Man könnte es ein gewagtes Experiment nennen oder einen weiteren Beweis für die moderne Ideenlosigkeit: Comics, die 44 und 33 Jahre alte Filme fortsetzen. Zwischenzeitlich gab es neue Verfilmungen von Superman und Batman, aber die alten Filme haben immer noch ihre Fans. Besonders Christopher Reeves schauspielerische Leistung als Superman gilt immer noch als ikonisch für den Charakter. Michael Keaton als Batman hat vielleicht weniger Eindruck hinterlassen, dafür das dystopisch-übertriebene Aussehen von Gotham City in den Filmen von Regisseur Tim Burton umso mehr. Schauen wir mal, ob sich der DC Comics Versuch gelohnt hat, oder sich als leerer Nostalgie-Köder entpuppt.

Übrigens, zu nötigem Vorwissen: Für Batman ’89 sollte man bestenfalls beide Batman-Filme mit Michael Keaton gesehen haben, Batman von 1989 und Batmans Rückkehr von 1992. Superman ’78 andererseits benötigt kein spezifisches Film-Vorwissen, simple Vorkenntnisse zu Superman (insgeheim Reporter beim Daily Planet, Lois Lane ist seine Kollegin, Lex Luthor ein böses Genie) reichen völlig.

Batman ’89

Batman ’89 wurde von Sam Hamm geschrieben, dem Drehbuchautor des ersten Batman-Kinofilms – und das merkt man. Batman ’89 hat dieselbe Atmosphäre wie der alte Film, Charaktere verhalten sich treu zur Vorlage und die Handlung greift Themen und Ansätze des Films auf.

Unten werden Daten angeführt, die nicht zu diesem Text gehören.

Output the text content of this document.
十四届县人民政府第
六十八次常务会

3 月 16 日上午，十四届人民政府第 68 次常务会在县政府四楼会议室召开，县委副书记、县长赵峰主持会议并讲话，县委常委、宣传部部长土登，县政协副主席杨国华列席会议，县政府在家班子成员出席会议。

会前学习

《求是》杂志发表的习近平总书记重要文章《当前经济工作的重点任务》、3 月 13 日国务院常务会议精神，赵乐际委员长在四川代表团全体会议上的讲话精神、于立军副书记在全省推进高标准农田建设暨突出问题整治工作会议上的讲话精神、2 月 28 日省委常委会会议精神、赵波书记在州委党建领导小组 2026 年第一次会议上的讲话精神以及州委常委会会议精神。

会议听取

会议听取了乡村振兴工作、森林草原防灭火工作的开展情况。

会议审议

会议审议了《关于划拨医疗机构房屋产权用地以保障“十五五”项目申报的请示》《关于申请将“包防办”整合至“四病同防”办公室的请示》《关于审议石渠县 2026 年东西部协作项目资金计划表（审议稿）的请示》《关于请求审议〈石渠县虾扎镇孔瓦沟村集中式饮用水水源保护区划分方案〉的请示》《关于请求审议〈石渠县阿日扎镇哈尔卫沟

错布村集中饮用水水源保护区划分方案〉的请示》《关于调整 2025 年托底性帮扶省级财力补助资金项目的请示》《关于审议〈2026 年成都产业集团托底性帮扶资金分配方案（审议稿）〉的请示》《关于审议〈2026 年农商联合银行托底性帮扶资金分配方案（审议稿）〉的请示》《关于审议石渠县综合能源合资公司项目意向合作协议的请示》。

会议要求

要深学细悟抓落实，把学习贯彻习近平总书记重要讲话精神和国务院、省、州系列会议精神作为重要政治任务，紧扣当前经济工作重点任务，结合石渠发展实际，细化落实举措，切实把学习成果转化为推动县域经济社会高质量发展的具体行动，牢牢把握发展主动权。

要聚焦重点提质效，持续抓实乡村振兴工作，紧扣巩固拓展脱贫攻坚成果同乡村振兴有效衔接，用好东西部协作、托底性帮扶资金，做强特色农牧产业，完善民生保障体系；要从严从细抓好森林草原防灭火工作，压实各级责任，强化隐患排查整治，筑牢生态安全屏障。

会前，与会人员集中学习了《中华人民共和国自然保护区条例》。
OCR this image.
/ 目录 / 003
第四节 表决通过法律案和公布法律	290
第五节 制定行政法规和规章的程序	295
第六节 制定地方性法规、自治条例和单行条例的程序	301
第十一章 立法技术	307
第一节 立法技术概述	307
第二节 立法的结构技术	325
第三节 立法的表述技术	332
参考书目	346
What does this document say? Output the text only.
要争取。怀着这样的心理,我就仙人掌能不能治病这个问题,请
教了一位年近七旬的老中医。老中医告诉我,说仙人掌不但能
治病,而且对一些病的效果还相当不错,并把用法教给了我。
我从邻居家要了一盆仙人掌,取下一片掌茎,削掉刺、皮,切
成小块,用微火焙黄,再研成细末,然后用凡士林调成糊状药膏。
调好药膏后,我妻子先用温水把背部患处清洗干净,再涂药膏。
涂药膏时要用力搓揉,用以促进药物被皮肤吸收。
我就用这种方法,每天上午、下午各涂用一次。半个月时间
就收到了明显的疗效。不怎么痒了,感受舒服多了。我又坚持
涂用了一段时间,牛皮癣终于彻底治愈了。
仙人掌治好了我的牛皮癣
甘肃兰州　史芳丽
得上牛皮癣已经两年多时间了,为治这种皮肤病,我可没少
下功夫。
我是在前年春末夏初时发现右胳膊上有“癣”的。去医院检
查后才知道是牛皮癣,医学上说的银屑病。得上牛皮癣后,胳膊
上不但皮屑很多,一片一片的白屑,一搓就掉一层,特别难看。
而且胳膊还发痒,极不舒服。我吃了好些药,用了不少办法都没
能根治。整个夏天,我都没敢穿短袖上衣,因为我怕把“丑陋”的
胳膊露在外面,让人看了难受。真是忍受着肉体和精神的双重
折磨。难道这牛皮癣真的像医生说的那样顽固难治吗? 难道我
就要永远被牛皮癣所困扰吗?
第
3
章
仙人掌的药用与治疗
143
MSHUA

Einige Zeit nach Batmans Rückkehr herrscht Chaos in Gotham City. Gangs, die den Joker imitieren, bekriegen sich mit Gangs, die sich als Nachbarschaftswachen mit Batman-Optik ausgeben. Im Stadtviertel Burnside versucht der junge Drake Winston seine Nachbarn zu beschützen, während Staatsanwalt Harvey Dent allen Gangs den Krieg erklärt – und auch Batman, dem ungesetzlichen Selbstjustizler.

Frühstück bei Wayne mit bekannten Gesichtern
Frühstück bei Wayne mit bekannten Gesichtern

Von dieser Ausgangslage ausgehend spinnt Batman ’89 eine faszinierende, vielschichtige Handlung. Einige Elemente sind sehr vorhersehbar, wie das Schicksal Harvey Dents. Batman ’89 setzt aber auch diese für Batman archetypischen Figuren- und Handlungselemente in neue Kontexte oder verleiht ihnen ganz eigene Noten. Dabei schreckt Batman ’89 auch nicht davor zurück, gesellschaftliche Probleme einzubeziehen, die in Filmen über Superheld*innen meist ignoriert werden.

Hier muss, auf Spoiler-Gefahr, definitiv Robin genannt werden. Robin ist eine seit langem umstrittene Figur, die oft neu zu interpretieren versucht wurde, bisher aber nur mit mäßigem Erfolg. Robin hängen einfach zu viele alberne Klischees an: das uralte Kostüm ohne Hosen und die Rolle als Sidekick, der nur alberne Sprüche macht und Batman sagt, wie toll er doch sei.

Bruce Wayne, Wohltäter?
Bruce Wayne, Wohltäter?

Beides beißt sich mit den modernen, düster-ernsten Batman Interpretationen, entsprechend tauchte er weder in Tim Burtons noch Christopher Nolans Batman-Filmen auf und in Zack Snyders Batman v Superman nur posthum als Symbol für Batmans verlorene Unschuld. Die Comics und die Serie Titans versuchen stattdessen Robin „düster“ zu machen, indem sie betonen, dass Batman ihn praktisch zum Kindersoldaten abrichtete und Robin sich irgendwann von ihm losreißt. Batman ’89 umgeht das ganze Problem, indem Robin hier selbst ein intelligenter, fähiger Verbrechensbekämpfer ist, bevor er auf Batman trifft. Hier sind Batman und Robin wirklich Partner auf Augenhöhe, die gleichberechtigt agieren.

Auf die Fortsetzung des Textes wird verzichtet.